Replacing the native plasmin activation site in the uPA moiety of scFv/uPA with a thrombin activation site provided thrombin-activated anti-PECAM scFv/uPA-T (49). This construct was also found to contain an intrinsic thrombin-sensitive cleavage site in the anti-PECAM scFv moiety, providing a built-in mechanism for local drug release. The scFv/uPA-T is latent and resists the PA inhibitor PAI-1 until activated by thrombin. After IV injection in mice, scFv/uPA-T did not consume plasma fibrinogen, in contrast with scFv/uPA that has this liability. However, scFv/uPA-T bound to the endothelium and accumulated in the vascularized organs, particularly the lungs.

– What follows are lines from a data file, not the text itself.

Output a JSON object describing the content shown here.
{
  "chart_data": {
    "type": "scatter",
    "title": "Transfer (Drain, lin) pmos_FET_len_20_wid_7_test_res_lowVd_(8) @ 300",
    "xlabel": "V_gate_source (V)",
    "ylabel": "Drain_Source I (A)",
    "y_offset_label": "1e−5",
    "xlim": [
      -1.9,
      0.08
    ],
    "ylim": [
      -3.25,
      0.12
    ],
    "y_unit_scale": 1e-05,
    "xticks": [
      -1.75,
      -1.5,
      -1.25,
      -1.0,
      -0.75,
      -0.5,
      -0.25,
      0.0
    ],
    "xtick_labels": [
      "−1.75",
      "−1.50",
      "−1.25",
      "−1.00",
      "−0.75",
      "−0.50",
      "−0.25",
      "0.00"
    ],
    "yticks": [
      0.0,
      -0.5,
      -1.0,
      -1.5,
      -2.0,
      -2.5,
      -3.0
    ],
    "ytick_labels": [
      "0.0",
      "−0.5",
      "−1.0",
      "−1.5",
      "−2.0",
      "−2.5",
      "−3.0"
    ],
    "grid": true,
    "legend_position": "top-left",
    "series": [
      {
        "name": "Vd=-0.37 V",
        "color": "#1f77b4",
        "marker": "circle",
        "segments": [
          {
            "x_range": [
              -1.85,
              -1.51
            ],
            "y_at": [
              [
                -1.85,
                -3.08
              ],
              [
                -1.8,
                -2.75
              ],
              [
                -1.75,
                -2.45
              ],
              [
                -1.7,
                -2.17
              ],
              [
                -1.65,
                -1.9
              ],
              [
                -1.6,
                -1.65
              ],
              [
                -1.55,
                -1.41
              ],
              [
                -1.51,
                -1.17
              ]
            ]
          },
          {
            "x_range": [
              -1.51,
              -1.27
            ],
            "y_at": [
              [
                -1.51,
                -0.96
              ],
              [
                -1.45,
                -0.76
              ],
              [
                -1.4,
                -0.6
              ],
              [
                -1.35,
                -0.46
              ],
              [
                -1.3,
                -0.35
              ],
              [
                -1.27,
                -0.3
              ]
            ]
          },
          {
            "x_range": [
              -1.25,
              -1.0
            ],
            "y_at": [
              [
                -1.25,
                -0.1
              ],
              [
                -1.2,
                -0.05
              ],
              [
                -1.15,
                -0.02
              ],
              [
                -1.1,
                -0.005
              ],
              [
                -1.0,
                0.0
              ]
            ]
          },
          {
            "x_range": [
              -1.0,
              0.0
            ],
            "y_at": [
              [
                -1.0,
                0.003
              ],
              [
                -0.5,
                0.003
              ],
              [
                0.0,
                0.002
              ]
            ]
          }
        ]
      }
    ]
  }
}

In a mouse model of thrombin-induced pulmonary thrombosis, scFv/uPA-T provided more potent and durable thromboprophylaxis than both plasmin-sensitive scFv/uPA and lmw-scuPA. Further, injection of mice with scFv/uPA-T prior to unilateral lung ischemia/reperfusion attenuated pulmonary fibrin deposition, to a significantly greater extent than plasmin-sensitive scFv/uPA, and restored arterial oxygen tension, while PAI-1 susceptible plasmin-activated scFv/uPA did not improve blood oxygenation (49). Therefore, vascular targeting (attained by fusion with scFv) of a pro-drug locally activated by the key pathological mediator, thrombin, provides the maximal degree of spatiotemporal precision and efficacy of the pharmacotherapy of occlusive vascular disease.
SUMMARY
Thrombolytic/fibrinolytic agents used for prevention and therapy of occlusive cardiovascular diseases including acute myocardial infarction, pulmonary embolism and thrombosis have limited efficacy and serious side effects. Conjugating these agents, for example thrombolytic plasminogen activators, with affinity carriers that deliver cargoes to blood elements or to the lumen of the predisposed vasculature may improve thromboprophylaxis of nascent pathological clots. In particular, RBC and endothelial cell targeting which has been shown to result in a reduced risk of hemorrhage and toxicity associated with systemic drug administration. Using a modular recombinant format of scFv fragments directed to specific blood cell or endothelial determinants provides a modular approach to achieve this goal. Mutating plasminogen activators such as urokinase in a way that renders them activated selectively by thrombin further enhances specificity of the thromboprophylaxis. Results of the recent animal studies give us a strong reason to believe that with further work, these novel targeted therapeutics will offer safe and effective means for management of thrombosis.